Entre 23 de setembro e 11 de novembro, o Sesc Bom Retiro realiza a 2ª Edição do projeto "Esporte, Corpo e Diversidade" com o curso online que tem como tema o "Combate ao Racismo nas Práticas Esportivas". Serão abordados temas como: presença afrobrasileira no esporte, representatividade e equidade nas práticas esportivas, racismo estrutural, imaginário de raça e a colonialidade no esporte, esporte e multiculturalismo, ciência da raça, participação negra nos jogos olímpicos, racismo e branquitude (opressão e privilégios), educação antirracista e diversidade no esporte.

O curso trará abordagens históricas e contemporâneas sobre o racismo nos esportes. "Serão questões atuais envolvendo esse tema, sem deixar de abordar aspectos históricos ou teóricos. Oferece um panorama do fenômeno em várias modalidades esportivas ao mesmo tempo em que aprofunda a reflexão", explica Marcel Tonini, doutor em História Social pela Universidade de São Paulo (USP), e o mediador dos oito encontros.

Para Maira Brochado Ranzeiro, atleta e convidada do projeto, o curso tem um papel muito importante, principalmente quando se fala em protagonismo negro e reafirmação de potência da pessoa negra: “Quando os educadores têm essa visão, de protagonismo negro e antirracista, eles conseguem passar isso para as pessoas que estão ali aprendendo, para pessoas negras conseguem reafirmar a potência que é uma pessoa negra e pessoas não negras conseguem ter cada vez mais uma visão antirracista. É extremamente importante que os educadores, essas pessoas que estão ensinando, que estão passando conhecimento, tenham esta visão tanto de protagonismo negro quando uma visão antirracista, então eu acho este curso extremamente importante e potente”.

REPRESENTATIVIDADE

Para Tonini, a questão da representatividade, considerando a presença de pessoas negras para além dos campos e quadras esportivas é fundamental: "Três medidas importantes são: profissionalizar a gestão esportiva, oferecer acesso aos negros em cargos diretivos e financiar movimentos sociais que combatem o racismo". Os encontros serão espaços para reflexões sobre o fenômeno do esporte, o corpo e o respeito à diversidade, abordando valores, visões, desafios e formas de atenção para uma atuação mais sensível, potente e educativa dos profissionais ligados ao Esporte e à Educação Física no combate ao racismo.
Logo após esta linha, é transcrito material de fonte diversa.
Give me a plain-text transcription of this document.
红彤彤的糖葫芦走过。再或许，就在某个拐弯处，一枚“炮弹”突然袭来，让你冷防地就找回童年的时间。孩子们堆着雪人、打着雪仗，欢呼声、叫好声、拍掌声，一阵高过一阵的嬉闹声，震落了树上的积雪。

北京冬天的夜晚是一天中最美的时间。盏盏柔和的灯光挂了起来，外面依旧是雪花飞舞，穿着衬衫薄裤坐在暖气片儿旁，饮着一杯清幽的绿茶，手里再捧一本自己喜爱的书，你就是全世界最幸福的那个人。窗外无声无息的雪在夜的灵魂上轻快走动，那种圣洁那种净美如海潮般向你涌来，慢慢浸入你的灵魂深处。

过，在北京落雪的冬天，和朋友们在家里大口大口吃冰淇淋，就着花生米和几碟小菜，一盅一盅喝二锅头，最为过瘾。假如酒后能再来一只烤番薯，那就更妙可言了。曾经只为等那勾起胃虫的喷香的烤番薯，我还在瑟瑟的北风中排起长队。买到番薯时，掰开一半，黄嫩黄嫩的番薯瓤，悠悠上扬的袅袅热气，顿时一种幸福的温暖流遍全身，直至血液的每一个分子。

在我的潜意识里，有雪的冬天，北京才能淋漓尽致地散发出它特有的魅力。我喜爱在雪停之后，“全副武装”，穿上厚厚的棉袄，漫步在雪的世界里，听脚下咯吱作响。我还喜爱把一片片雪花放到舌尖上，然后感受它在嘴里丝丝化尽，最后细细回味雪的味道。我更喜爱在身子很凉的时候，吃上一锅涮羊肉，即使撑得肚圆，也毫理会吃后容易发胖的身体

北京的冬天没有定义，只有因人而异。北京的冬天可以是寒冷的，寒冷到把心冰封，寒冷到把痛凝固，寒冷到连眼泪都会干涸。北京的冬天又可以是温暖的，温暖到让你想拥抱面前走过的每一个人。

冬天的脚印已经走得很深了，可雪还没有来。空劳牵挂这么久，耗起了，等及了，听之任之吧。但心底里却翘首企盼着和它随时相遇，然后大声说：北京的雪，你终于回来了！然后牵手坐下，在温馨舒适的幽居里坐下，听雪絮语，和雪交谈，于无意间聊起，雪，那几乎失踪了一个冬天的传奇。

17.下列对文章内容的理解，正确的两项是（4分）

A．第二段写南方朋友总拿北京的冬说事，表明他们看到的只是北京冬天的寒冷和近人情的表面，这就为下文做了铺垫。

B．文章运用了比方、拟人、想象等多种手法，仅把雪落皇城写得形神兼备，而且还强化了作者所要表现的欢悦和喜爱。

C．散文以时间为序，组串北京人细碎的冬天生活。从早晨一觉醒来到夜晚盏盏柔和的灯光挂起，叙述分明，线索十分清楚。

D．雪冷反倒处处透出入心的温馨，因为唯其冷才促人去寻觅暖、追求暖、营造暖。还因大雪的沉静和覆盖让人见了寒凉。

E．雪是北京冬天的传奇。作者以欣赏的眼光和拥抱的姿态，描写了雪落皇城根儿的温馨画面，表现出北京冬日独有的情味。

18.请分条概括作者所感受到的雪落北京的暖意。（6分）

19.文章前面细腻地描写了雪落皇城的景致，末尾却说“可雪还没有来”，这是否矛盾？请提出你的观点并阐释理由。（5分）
Ranzeiro vai participar do terceiro encontro e abordará a “Presença Afro-brasileira no esporte”: "Tenho recebido convites para protagonizar e estar falando sobre como é uma negra no esporte, como eu conquistei estes espaços e a maioria dos convites, são de verdade, com intenções antirracistas, com atitudes antirracistas, valorizando mesmo o fato deu ser uma mulher negra. Então, eu percebo que está acontecendo esta mudança sim de visibilidade, que as pessoas estão cada vez mais mobilizadas a mostrar o protagonismo negro também nos esportes, devido a todo este movimento que vem acontecendo”.

O curso será realizado através da Plataforma Microsoft Teams e as inscrições estão abertas (pelo site inscricoes.sescsp.org.br). Trata-se de uma série de encontros bastante oportuna para amplificar a discussão sobre o assunto: "Todos são responsáveis por lutar contra o racismo. Aos cidadãos, cabem práticas antirracistas; aos jornalistas, o dever social e a responsabilidade profissional de denunciar e investigar casos de racismo", explica Tonini, que desenvolveu trabalhos sobre profissionais negros no futebol.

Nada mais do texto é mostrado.